Other than the city’s serendipitous views, Wilson notes that the Whitney Museum’s 2015 move brought a great cultural hub downtown: “It faces the water but also faces into the city. You can be inside or outside.”
Beyond visual arts, he appreciates the still vibrant jazz scene at the Village Vanguard and Blue Note, where “all the greats played”, and the Hudson River at sunset. “It’s a very calming and glorious place,” he concludes.
Amy Cutler
Illustrator
Forty-five-year-old Brooklyn resident Amy Cutler has been capturing gender roles through her meticulously rendered illustrations for two decades. Slightly surreal and infinitely intriguing, her prints force you to contemplate womanhood. The head of the main figure might be filled with objects, like many other (smaller) women, or removed altogether. Other figures perform cryptic tasks like carrying boats or balancing furniture.
Cutler arrived in New York at 18 to study at the Cooper Union and hasn’t left since. “I love New York and Brooklyn because they are for the most part pedestrian. Life happens in the streets,” she says. “This is vital to my work because human interactions and communication are at the heart of all my drawings and painting.”
For Cutler, that can mean searching for inspiration. “I enjoy the occasional blockbuster show at MoMA but always like to return to the quiet sections at the Metropolitan Museum of Art,” she says. “My favourite things to visit are the Persian miniatures, Indian painting and Japanese screens and prints.”

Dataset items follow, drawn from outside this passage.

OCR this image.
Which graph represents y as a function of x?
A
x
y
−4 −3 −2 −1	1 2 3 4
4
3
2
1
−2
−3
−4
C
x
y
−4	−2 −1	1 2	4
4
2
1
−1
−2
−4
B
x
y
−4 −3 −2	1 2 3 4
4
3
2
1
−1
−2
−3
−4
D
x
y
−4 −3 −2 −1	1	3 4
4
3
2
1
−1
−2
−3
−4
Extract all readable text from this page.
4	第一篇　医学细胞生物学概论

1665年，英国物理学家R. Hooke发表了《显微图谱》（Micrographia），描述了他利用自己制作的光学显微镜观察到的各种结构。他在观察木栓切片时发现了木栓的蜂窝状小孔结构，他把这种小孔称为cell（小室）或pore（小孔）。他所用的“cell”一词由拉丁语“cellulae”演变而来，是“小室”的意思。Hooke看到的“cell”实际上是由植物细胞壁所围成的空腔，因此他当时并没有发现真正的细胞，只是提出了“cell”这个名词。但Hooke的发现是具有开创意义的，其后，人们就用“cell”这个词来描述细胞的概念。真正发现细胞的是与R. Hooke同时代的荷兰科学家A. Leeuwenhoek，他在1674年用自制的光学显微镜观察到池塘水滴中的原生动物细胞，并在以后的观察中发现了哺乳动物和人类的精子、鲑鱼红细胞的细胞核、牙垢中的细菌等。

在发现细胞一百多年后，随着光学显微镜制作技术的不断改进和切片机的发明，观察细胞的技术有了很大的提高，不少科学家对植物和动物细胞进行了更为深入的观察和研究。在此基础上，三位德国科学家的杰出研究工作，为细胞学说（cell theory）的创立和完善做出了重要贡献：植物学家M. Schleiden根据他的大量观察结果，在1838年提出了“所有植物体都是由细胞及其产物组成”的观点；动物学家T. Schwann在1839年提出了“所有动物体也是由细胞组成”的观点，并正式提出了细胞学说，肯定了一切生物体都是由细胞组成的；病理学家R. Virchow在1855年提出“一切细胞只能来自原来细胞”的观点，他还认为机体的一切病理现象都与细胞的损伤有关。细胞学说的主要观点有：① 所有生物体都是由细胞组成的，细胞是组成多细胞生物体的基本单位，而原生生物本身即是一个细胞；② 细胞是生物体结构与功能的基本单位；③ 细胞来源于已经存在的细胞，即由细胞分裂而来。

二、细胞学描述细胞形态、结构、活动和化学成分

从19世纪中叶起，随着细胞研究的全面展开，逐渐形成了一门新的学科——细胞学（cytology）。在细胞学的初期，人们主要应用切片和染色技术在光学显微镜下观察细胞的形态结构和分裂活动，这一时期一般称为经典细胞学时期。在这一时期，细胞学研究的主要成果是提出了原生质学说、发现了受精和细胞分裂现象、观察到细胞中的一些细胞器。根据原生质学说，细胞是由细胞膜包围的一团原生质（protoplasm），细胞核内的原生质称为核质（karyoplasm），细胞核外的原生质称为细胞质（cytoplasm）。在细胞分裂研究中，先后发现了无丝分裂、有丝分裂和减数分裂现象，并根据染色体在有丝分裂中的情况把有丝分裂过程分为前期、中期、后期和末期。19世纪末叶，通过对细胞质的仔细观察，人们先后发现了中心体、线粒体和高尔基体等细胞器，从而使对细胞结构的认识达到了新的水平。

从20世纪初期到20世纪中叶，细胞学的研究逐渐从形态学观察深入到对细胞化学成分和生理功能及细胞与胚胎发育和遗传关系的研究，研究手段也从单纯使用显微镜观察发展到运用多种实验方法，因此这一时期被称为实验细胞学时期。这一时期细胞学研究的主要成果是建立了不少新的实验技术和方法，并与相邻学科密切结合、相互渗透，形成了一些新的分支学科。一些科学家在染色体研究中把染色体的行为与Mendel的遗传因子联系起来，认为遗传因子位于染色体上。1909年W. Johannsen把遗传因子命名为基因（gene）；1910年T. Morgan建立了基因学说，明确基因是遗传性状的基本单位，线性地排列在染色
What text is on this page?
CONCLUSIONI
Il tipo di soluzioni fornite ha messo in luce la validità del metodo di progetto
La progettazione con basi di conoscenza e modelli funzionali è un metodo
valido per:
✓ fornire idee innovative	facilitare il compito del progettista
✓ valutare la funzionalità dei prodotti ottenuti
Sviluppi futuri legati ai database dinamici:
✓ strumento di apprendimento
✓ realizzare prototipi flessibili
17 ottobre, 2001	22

Or it can mean a more serendipitous encounter. “For the most part, my studio life is very solitary, so it’s nice to be able to go for a walk or hop on the subway to visit galleries, museums or other artists,” she says.
Cutler ventures to Chinatown’s Asian markets and the Garment District’s fabric shops, which spark images for her work. Cutler is also excited for the Chelsea galleries moving downtown. “I’m nostalgic for the old SoHo days, so it will be nice to see more galleries move to TriBeCa,” she says.
Some fast facts on MoMA’s recent expansion
• When MoMA was opened in 1929, it had eight prints and a solitary drawing. The current collection has nearly 200,000 pieces.
• Although MoMA was only closed for four months, renovations began in 2016.
• The expansion’s new 4,365m² increased total exhibition space by 30 per cent.
• The last time MoMA reopened, in 2004, 5 per cent of the permanent collection’s artworks on view were by women. Today, it’s 28 per cent.